First, I now know how to write apps in a language and GUI library that runs on my computers, my tablets, and my phone, as well as Linux (inc. Raspberry Pi’s) and even iOS and OS X. Previously, I had expertise in just one GUI-capable tool; Delphi. And for most of the 20 years I used it, it only ran on Windows, and only created Win32 style apps. In the pre-tablet pre-smartphone years, that was fine – but not what I need now. Python (+Kivy) is going to be a great tool set. 😊
The second thing I’m excited about is this additional evidence that I can still learn whatever skills I need implement whatever I want to build.
For example, one of my top project ideas will require a client app with a rich text editor, and a server app with a text database and some AI code that figures out keywords to index and stuff. I’ve considered that “too much to learn” to be able to even prototype the idea, but is it? I learned JavaScript enough to write a few small apps, and while that was 15+ years ago, the subset of it I need to know probably isn’t much bigger than what I learned then. The server side can be in Python. I’ll need to learn one of its server frameworks, but I doubt that will be harder than learning Kivy.

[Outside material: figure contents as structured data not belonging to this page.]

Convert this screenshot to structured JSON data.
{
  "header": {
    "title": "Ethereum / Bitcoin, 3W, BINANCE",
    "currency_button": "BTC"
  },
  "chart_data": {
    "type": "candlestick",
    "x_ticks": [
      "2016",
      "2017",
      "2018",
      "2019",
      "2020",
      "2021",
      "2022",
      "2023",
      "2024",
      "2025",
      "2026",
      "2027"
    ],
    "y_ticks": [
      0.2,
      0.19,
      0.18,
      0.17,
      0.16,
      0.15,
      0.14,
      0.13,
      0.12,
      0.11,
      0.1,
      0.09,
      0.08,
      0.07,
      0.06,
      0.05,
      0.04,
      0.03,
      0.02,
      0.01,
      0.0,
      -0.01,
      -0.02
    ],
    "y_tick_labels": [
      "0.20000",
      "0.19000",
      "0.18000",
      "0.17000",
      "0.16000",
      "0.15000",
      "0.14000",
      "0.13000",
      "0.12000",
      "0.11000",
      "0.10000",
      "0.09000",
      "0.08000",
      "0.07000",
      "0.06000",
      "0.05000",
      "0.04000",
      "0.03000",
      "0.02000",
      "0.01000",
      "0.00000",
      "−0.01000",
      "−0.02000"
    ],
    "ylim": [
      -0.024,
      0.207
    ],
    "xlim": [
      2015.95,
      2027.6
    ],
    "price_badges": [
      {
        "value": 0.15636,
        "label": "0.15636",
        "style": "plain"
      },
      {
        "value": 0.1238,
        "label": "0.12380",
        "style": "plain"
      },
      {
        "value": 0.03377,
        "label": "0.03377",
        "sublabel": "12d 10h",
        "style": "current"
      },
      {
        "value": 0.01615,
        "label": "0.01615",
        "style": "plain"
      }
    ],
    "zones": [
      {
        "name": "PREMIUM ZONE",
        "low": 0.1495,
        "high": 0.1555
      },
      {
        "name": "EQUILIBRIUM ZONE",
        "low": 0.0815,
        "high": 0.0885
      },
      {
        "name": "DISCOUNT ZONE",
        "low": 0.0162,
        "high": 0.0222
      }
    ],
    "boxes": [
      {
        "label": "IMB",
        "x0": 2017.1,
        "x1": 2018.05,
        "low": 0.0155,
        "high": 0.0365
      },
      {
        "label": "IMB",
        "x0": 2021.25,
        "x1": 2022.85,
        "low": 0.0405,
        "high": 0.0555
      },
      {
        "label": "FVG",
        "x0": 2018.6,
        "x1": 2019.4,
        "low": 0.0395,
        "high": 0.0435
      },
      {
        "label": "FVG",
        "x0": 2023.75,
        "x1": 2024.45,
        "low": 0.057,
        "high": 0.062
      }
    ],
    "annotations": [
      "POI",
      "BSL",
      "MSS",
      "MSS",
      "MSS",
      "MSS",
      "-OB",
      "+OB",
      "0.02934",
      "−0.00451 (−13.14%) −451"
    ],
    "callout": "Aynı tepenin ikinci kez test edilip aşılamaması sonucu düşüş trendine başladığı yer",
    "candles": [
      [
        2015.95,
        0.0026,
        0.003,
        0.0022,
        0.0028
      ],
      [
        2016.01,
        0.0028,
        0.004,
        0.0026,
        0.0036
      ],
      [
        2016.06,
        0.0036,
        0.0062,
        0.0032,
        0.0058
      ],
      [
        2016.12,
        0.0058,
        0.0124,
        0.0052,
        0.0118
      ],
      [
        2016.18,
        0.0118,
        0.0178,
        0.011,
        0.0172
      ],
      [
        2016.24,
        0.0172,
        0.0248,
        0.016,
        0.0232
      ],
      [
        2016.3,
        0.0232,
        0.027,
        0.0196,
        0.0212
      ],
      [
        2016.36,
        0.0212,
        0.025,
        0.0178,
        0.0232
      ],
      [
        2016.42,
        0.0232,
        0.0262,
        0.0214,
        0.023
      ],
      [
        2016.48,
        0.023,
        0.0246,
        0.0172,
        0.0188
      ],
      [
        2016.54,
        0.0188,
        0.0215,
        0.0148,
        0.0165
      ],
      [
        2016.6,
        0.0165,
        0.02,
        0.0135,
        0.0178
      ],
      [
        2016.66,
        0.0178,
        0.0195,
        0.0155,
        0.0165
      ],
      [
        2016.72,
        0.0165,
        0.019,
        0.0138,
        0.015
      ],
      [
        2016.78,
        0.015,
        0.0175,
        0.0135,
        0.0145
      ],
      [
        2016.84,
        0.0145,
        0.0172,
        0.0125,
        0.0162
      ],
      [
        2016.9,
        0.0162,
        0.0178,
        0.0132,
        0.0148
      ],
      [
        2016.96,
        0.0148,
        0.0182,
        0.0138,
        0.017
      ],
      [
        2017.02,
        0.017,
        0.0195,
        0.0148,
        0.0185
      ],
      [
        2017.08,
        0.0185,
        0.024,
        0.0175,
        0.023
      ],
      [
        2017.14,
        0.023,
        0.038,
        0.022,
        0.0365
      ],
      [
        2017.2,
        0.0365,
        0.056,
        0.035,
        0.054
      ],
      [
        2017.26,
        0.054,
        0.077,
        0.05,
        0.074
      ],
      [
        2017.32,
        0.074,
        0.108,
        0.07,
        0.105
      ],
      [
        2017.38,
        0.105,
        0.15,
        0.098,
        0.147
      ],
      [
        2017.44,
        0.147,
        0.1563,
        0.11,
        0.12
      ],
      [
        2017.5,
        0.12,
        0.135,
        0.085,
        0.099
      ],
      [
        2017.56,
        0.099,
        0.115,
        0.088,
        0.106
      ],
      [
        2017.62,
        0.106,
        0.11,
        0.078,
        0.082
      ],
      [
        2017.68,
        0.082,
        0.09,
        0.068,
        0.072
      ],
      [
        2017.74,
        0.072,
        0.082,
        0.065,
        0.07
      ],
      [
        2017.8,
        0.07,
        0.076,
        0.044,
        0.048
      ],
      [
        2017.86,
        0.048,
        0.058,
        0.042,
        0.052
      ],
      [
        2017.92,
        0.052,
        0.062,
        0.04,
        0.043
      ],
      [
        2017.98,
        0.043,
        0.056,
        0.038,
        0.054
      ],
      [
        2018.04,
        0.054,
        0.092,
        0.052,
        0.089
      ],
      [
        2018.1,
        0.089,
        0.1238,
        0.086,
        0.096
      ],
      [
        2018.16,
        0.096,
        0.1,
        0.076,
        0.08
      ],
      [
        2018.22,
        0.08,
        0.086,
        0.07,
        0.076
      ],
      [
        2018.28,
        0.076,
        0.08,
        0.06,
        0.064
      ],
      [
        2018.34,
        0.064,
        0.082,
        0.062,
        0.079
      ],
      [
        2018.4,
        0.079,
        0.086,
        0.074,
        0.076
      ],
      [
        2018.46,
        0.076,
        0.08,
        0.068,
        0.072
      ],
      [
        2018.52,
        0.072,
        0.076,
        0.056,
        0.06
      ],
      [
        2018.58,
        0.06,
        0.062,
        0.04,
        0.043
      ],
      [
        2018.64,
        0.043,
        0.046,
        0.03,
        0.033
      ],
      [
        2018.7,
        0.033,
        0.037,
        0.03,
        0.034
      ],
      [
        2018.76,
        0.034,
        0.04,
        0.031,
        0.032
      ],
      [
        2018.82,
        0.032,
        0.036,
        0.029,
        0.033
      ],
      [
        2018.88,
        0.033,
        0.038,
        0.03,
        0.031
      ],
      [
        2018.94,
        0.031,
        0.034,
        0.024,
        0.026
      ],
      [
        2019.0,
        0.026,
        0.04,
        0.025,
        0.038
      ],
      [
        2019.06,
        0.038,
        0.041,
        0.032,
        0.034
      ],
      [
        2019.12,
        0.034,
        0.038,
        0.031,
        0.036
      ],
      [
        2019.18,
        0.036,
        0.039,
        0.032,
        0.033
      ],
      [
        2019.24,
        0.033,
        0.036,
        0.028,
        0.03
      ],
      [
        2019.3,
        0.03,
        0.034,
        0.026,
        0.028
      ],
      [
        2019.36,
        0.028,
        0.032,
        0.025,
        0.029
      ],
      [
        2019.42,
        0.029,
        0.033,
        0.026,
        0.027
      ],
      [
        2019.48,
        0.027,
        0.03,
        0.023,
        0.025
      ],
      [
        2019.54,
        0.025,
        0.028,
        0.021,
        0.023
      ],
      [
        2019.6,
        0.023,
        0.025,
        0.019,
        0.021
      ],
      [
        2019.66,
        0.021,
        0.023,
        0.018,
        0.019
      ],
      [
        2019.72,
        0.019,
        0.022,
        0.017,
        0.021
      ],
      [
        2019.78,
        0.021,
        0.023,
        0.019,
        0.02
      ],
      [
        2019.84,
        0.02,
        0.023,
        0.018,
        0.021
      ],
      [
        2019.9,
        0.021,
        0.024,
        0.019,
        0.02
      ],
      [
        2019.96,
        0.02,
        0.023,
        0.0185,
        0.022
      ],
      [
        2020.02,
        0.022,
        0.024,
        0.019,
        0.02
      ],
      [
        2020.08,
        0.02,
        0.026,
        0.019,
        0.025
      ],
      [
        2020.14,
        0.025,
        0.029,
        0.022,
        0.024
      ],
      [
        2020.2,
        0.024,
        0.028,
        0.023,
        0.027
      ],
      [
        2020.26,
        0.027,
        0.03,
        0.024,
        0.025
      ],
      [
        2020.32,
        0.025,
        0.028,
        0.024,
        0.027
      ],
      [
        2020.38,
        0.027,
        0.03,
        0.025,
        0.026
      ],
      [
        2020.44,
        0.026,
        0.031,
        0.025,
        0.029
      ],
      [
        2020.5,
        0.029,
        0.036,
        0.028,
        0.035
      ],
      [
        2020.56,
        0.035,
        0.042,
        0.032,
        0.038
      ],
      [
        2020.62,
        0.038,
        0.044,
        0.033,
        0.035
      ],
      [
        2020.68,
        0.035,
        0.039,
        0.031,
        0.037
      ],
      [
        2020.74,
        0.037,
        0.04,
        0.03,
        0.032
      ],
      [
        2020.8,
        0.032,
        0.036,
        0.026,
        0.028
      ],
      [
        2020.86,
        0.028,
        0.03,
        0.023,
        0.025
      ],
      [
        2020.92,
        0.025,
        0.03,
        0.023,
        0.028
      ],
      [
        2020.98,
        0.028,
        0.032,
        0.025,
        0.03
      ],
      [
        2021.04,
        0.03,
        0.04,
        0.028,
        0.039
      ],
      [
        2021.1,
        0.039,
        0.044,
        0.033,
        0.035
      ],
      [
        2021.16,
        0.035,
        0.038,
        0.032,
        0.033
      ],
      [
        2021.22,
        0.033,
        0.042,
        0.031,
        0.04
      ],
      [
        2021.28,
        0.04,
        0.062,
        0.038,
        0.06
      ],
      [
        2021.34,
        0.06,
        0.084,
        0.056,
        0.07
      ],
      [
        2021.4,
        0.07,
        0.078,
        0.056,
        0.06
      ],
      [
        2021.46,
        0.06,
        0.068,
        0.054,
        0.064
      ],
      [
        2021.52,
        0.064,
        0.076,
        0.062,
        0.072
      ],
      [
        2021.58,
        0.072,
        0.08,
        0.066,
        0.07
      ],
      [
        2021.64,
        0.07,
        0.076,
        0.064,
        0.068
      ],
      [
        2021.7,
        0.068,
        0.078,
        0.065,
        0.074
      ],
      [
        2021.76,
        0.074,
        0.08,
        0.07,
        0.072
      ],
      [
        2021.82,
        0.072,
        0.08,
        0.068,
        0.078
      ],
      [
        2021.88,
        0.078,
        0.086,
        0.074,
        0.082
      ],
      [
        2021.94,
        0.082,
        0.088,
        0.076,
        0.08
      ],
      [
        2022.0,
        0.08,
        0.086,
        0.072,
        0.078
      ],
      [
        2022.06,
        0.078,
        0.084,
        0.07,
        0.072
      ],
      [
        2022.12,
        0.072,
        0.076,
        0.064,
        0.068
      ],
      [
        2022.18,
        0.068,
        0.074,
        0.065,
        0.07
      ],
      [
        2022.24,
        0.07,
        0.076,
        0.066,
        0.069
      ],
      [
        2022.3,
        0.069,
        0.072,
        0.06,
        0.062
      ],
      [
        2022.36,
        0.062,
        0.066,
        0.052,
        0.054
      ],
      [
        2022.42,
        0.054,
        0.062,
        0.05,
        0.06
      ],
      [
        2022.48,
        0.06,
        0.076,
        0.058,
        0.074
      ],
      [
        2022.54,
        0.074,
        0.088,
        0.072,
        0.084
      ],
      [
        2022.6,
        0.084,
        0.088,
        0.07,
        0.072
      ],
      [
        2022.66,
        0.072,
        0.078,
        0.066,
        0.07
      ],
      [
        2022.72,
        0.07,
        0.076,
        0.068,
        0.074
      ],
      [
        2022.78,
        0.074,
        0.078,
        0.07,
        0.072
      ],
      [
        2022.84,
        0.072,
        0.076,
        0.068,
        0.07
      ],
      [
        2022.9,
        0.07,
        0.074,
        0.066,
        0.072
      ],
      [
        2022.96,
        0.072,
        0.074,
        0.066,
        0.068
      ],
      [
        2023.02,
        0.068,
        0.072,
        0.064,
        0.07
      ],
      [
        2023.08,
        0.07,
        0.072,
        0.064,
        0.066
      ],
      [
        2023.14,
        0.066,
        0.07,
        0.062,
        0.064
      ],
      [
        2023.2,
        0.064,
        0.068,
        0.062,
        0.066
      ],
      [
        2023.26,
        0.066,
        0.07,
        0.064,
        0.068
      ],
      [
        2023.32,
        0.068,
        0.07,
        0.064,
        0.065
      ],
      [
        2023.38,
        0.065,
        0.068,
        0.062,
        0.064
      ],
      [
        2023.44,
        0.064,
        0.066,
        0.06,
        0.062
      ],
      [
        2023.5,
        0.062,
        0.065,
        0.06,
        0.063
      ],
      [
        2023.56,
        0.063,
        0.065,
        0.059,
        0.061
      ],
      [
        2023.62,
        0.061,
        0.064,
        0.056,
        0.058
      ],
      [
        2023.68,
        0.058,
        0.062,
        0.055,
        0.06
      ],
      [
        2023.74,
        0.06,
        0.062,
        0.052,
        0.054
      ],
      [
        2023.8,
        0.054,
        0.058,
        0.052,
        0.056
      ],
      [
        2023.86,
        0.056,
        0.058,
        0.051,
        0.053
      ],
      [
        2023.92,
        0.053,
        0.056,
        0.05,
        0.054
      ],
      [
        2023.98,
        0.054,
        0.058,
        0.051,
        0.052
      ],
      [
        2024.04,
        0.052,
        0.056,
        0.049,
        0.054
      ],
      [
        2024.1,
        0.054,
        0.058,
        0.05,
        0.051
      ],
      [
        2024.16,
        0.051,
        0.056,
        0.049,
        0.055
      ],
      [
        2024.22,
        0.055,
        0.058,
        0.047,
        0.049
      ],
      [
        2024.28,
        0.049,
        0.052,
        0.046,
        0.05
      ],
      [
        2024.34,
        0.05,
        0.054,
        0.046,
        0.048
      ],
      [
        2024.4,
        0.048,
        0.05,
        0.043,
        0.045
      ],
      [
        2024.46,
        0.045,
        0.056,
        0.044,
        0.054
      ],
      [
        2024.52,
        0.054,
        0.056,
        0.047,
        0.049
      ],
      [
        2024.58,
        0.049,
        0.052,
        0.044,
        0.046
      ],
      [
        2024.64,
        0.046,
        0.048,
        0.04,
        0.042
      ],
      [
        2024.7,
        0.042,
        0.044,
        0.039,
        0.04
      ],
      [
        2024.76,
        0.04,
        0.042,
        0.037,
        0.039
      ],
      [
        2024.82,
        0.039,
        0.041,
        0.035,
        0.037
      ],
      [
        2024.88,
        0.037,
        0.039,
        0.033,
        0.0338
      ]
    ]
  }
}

Bottom line: Learning hard stuff makes it easier to learn more hard stuff, both because it strengthens the skills needed, and because it boosts confidence. It’s a lot like expanding one’s comfort zone by doing things that are uncomfortable. I expand my “skills zone” by doing things I’m incompetent at. Compared to a professional programmer, I’m still pretty incompetent with PyCharm and Python, not just Kivy, but at least I’m comfortable with them! And, I’m confident that if my next project needs a JavaScript based client, I’ll be able to figure out how to write one.